This strikingly speaks to what America’s values and fears are. Beginning with the first book banned in America which was likely Thomas Morton’s 1637 “New English Canaan” which scathingly attacked Puritan customs in light of Morton’s exile from the Puritan colony, book bannings reflect the beliefs of the societies in which they are challenged. 17th century Puritan colonies were consumed by self-image and religious piety, thus writing which demeans those values was treated seriously.
Today, the majority of books banned are young adult books, which makes sense as those who enforce book bans often claim they are for the good of America’s young. While this statement is a fallacy, it also reflects America’s fears. Professor Trisha Tucker writes, “Book bans gain traction in cultures that imagine themselves as upholding a barrier between the purity of children and the corruption of the world.” In America, there is a culture of simultaneously trying to protect children’s purity, yet also exposing them to the dangers of the world quite early on. In 2022 alone, there have been 32 school shootings which resulted in injury or death with 26 students and/or children being murdered. How can those who claim to want to protect America’s children and their education, also be willing to see them repeatedly murdered and traumatized?

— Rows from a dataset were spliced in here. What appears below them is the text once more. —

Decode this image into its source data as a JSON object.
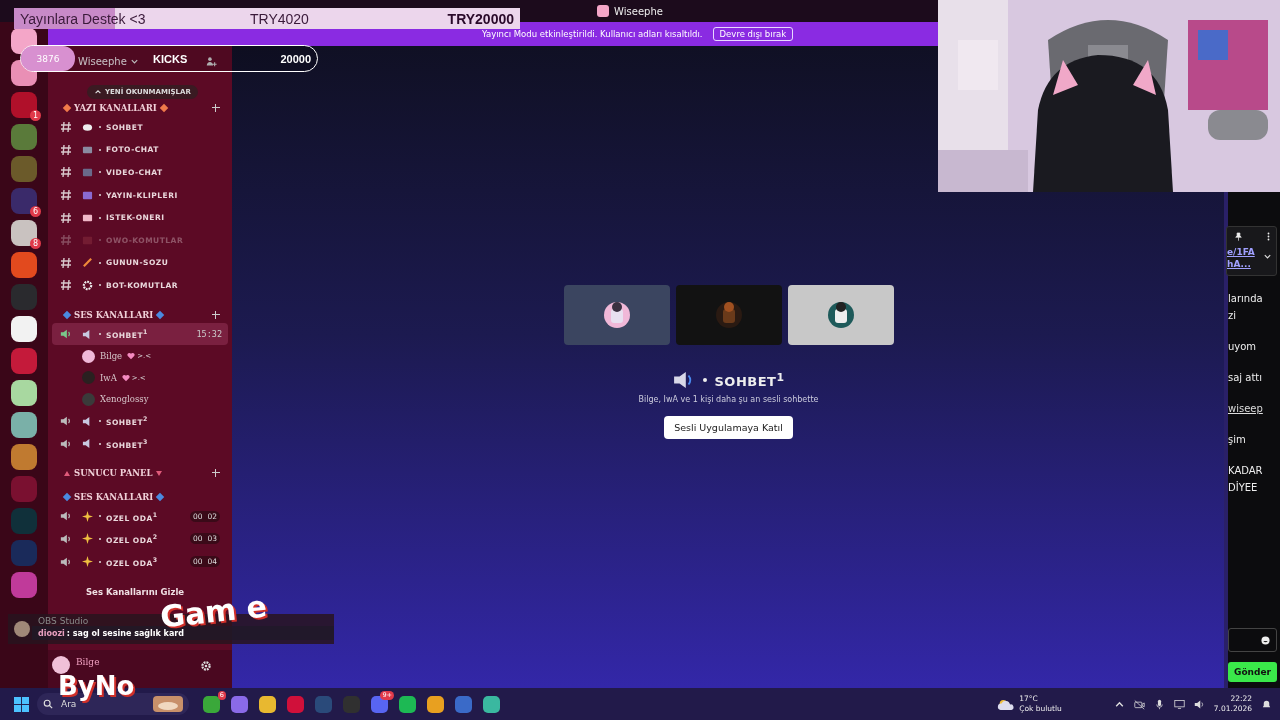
{
  "window": {
    "title": "Wiseephe"
  },
  "donation_bar": {
    "label": "Yayınlara Destek <3",
    "amount": "TRY4020",
    "goal": "TRY20000",
    "level": 0.2
  },
  "kicks_counter": {
    "count": "3876",
    "label": "KICKS",
    "goal": "20000"
  },
  "banner": {
    "text": "Yayıncı Modu etkinleştirildi. Kullanıcı adları kısaltıldı.",
    "button": "Devre dışı bırak"
  },
  "servers": [
    {
      "color": "#f4a6c8"
    },
    {
      "color": "#e98fb5"
    },
    {
      "color": "#b0102a",
      "badge": "1"
    },
    {
      "color": "#5a7a3a"
    },
    {
      "color": "#6b5a2a"
    },
    {
      "color": "#3a2a6a",
      "badge": "6"
    },
    {
      "color": "#c9c2c0",
      "badge": "8"
    },
    {
      "color": "#e24a1e"
    },
    {
      "color": "#2a2a2e"
    },
    {
      "color": "#f2f2f2"
    },
    {
      "color": "#c41a3a"
    },
    {
      "color": "#a8d8a0"
    },
    {
      "color": "#7ab0a8"
    },
    {
      "color": "#c07a30"
    },
    {
      "color": "#7a1030"
    },
    {
      "color": "#10303a"
    },
    {
      "color": "#1a2a5a"
    },
    {
      "color": "#c03a9a"
    }
  ],
  "sidebar": {
    "server_name": "Wiseephe",
    "new_unread": "YENİ OKUNMAMIŞLAR",
    "text_section": "YAZI KANALLARI",
    "text_channels": [
      {
        "name": "SOHBET",
        "kind": "speech",
        "muted": false
      },
      {
        "name": "FOTO-CHAT",
        "muted": false
      },
      {
        "name": "VIDEO-CHAT",
        "kind": "video",
        "muted": false
      },
      {
        "name": "YAYIN-KLIPLERI",
        "kind": "clapper",
        "muted": false
      },
      {
        "name": "ISTEK-ONERI",
        "kind": "inbox",
        "muted": false
      },
      {
        "name": "OWO-KOMUTLAR",
        "kind": "grid",
        "muted": true
      },
      {
        "name": "GUNUN-SOZU",
        "kind": "pencil",
        "muted": false
      },
      {
        "name": "BOT-KOMUTLAR",
        "kind": "gear",
        "muted": false
      }
    ],
    "voice_section": "SES KANALLARI",
    "voice_channels": [
      {
        "name": "SOHBET$^{1}$",
        "selected": true,
        "time": "15:32",
        "members": [
          {
            "name": "Bilge",
            "tag": ">.<",
            "color": "#f0b8d8"
          },
          {
            "name": "IwA",
            "tag": ">.<",
            "color": "#2a2020"
          },
          {
            "name": "Xenoglossy",
            "color": "#3a3a3a"
          }
        ]
      },
      {
        "name": "SOHBET$^{2}$",
        "selected": false
      },
      {
        "name": "SOHBET$^{3}$",
        "selected": false
      }
    ],
    "panel_section": "SUNUCU PANEL",
    "room_section": "SES KANALLARI",
    "rooms": [
      {
        "name": "OZEL ODA$^{1}$",
        "counter": [
          "00",
          "02"
        ]
      },
      {
        "name": "OZEL ODA$^{2}$",
        "counter": [
          "00",
          "03"
        ]
      },
      {
        "name": "OZEL ODA$^{3}$",
        "counter": [
          "00",
          "04"
        ]
      }
    ],
    "hide_voice": "Ses Kanallarını Gizle",
    "user": {
      "name": "Bilge"
    }
  },
  "obs_chat": {
    "app": "OBS Studio",
    "user": "dioozi",
    "message": ": sag ol sesine sağlık kard"
  },
  "logo": {
    "top": "Gam e",
    "bottom": "ByNo"
  },
  "voice_view": {
    "title": "SOHBET$^{1}$",
    "subtitle": "Bilge, IwA ve 1 kişi daha şu an sesli sohbette",
    "button": "Sesli Uygulamaya Katıl"
  },
  "chat": {
    "pinned": [
      "e/1FA",
      "hA..."
    ],
    "messages": [
      {
        "lines": [
          "larında",
          "zi"
        ]
      },
      {
        "lines": [
          "uyom"
        ]
      },
      {
        "lines": [
          "saj attı"
        ]
      },
      {
        "lines": [
          "wiseep"
        ],
        "link": true
      },
      {
        "lines": [
          "şim"
        ]
      },
      {
        "lines": [
          "KADAR",
          "DİYEE"
        ]
      }
    ],
    "send": "Gönder"
  },
  "taskbar": {
    "search": "Ara",
    "apps": [
      {
        "color": "#3aa83a",
        "badge": "6"
      },
      {
        "color": "#8a6ae8"
      },
      {
        "color": "#e8b830"
      },
      {
        "color": "#d0103a"
      },
      {
        "color": "#2a4a7a"
      },
      {
        "color": "#303030"
      },
      {
        "color": "#5865f2",
        "badge": "9+"
      },
      {
        "color": "#1db954"
      },
      {
        "color": "#e8a020"
      },
      {
        "color": "#3a6ac8"
      },
      {
        "color": "#3ab8a0"
      }
    ],
    "temperature": "17°C",
    "weather": "Çok bulutlu",
    "time": "22:22",
    "date": "7.01.2026"
  }
}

This hypocrisy speaks more to America than anything. The values being perpetuated here are not protecting children, but rather protecting youth complacency. In recent years, youth voices have been some of the loudest in calling out the most dire issues of our society. A big part of this young impetus is expanded access to information that has come with modern innovations in technology, media, and literature. Book banning is not an attempt to protect youth innocence — if that was the case then there would be more efforts to improve public school resources, teacher quality of life, and prevent going to school from being a life-threatening activity — rather it comes out of fear for the power of developing young critical thinkers (which is really all banning books prevents).
Furthermore, book bans close-off public knowledge and understanding of America, of all the controversies that exist here and affect everyone — especially America’s youth. As an article from The Atlantic explains, “Keeping books about certain types of children out of libraries perpetuates a vision of a sheltered American childhood that has rarely existed.”